WeWork: The Attraction of Collaboration
WeWork's mission “to create a world where people work to make a life, not just a living” has attracted a membership of over 150,000 people since it was founded in 2010. The company’s founders, Adam Neumann and Miguel McKelvey, are committed to promoting a “we” lifestyle by transforming building spaces in cities around the world into collaborative environments for businesses, residents, students and gym-goers. Their original idea to make a profit off of sub-leasing divisions of office space to companies of varying sizes has landed the start-up in 172 locations worldwide. WeWork is currently valued at $20 billion, with investors such as SoftBank, JP Morgan, Chase and Goldman Sachs, who have publicized their support and commitment to the vision of the company. Currently, WeWork manages over 10 million square feet of office space providing the means for freelancers, entrepreneurs and small businesses alike to work under a shared roof and utilize common resources, eliminating several added costs. The cost of sub-leasing WeWork space is not cheap; Rates start at $350/month for a desk, and $650/month per person for 64 square feet of space in an office. However, there are incentives that extend beyond a collaborative environment that have drawn the company’s sizable membership base. Benefits to members include a discount on health insurance plans and Web hosting. Additionally, as the website advertises, WeWork spaces are “move-in ready,” coming fully-equipped with desks, chairs, filing cabinets and printers.
The success of WeWork’s collaborative office vision has incentivized cofounders of the company to expand their idea to residential spaces, schools, and gyms in some of America’s largest cities. Rise by We, WeLive, and WeGrow are extensions of what has grown into a lifestyle brand committed to improving the overall well being of its clients.
Based on the conception that city life can be isolating for residents, WeLive applies the collaborative co-working vision to living experiences, offering fully furnished apartments (with amenities from sheets and towels to a television and small kitchen) to residents starting at $3,050 per month. Currently, WeLive is isolated to two locations: one in New York City and the other in Washington D.C., but there are plans to open a 36-story tower in Seattle in the next three years that will feature 23 floors devoted to communal living. Floors in the buildings are called “neighborhoods,” each fittingly decorated with its own décor theme. Critics deem the concept of WeLive to be an extension of dorm living, but for young newcomers settling into big cities, the prospect of living in a communal space in a daunting environment might be attractive. The New York City location features a nightclub in the basement of the 27-story building, called Mailroom, as it doubly functions as WeWork’s mailroom by day. In addition, residents have access to a rooftop terrace, a Momofuku Milk bar, and kitchen and laundry spaces. Guests can connect over the WeLive app to make plans to meet up for the daily cocktail hour endorsed by the company that takes place at the building’s bar set up on the 10th floor, or organize games of pool in the laundry room. Most of the residents thus far are employees of big companies that use WeWork, but the company offers single night stays for a comparable hotel experience.

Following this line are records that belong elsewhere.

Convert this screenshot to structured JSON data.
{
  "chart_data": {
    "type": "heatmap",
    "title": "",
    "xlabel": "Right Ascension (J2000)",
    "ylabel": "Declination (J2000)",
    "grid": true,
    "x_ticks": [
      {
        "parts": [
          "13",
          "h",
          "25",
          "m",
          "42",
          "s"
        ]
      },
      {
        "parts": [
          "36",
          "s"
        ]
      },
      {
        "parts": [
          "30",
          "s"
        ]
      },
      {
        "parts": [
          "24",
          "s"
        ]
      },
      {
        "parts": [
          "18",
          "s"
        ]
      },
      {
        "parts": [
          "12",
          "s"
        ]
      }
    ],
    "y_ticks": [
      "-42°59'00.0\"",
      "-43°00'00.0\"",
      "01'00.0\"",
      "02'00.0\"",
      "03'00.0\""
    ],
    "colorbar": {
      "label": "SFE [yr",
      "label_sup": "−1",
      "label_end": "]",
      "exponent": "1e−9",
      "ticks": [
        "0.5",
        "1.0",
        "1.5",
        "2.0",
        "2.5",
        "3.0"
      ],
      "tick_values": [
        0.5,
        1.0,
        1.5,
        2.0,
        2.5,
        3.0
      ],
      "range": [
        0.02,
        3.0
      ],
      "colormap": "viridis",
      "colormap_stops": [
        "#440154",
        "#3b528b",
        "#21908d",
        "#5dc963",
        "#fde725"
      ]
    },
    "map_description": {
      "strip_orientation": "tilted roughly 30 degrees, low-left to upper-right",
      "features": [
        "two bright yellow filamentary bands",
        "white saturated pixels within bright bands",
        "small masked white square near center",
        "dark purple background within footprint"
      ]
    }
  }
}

Rise by We is a gym/spa experience that opened in Manhattan this past fall, reflecting the company’s desire to branch into the health and well-being sectors of business. Gym memberships are offered to both members and non-members of WeWork, for a current fee of $180 per month, which is expected to rise as demand increases. The renovated interior boasts areas for cardio, weightlifting, boxing, yoga and mixed martial arts along with a private training area covered by artificial turf. Additional amenities include a spa that features a steam room, sauna, hot tub and mineral bath based on Turkish and Russian bath house cultures to provide guests with an all-around elite gym experience. Drinks, snacks, and beauty products sold by members of WeWork are marketed in the lobby.
The final, and least developed extension of the WeWork model is a plan for WeGrow, a slew of private elementary schools focused on “conscious entrepreneurship.” Rebekah Neumann, the chief brand officer of WeWork and wife of founder Adam Neumann, launched the pilot program for this idea in September, with a goal of “raising conscious global citizens.” By incorporating classes on mindfulness, meditation and cooking into students’ curriculum, WeGrow’s vision is to inspire a remodel of education that encourages students to explore their passions. The students in the pilot program spend one day a week at a 60-acre farm and the other days at a classroom in Manhattan where they receive instruction from employees at WeWork who specialize in entrepreneurship in addition to instruction in standard elementary school classes such as math and reading taught by top notch New York public school teachers. The company’s expectations are to enroll approximately 65 students between the ages of three and ten in the school hosted at WeWork’s headquarters in New York by next year. Eventually, however, they hope to expand it to educate Pre-Kindergarteners through Twelfth graders and inspire reforms in education.
In the last seven years, WeWork has grown from a vision of two entrepreneurs to a lifestyle brand, and it has established itself as the third biggest U.S. start-up behind Uber and Airbnb according to Business Insider. By capitalizing on a previously unexposed niche market in community-based spaces, the young company has quickly become a global phenomenon.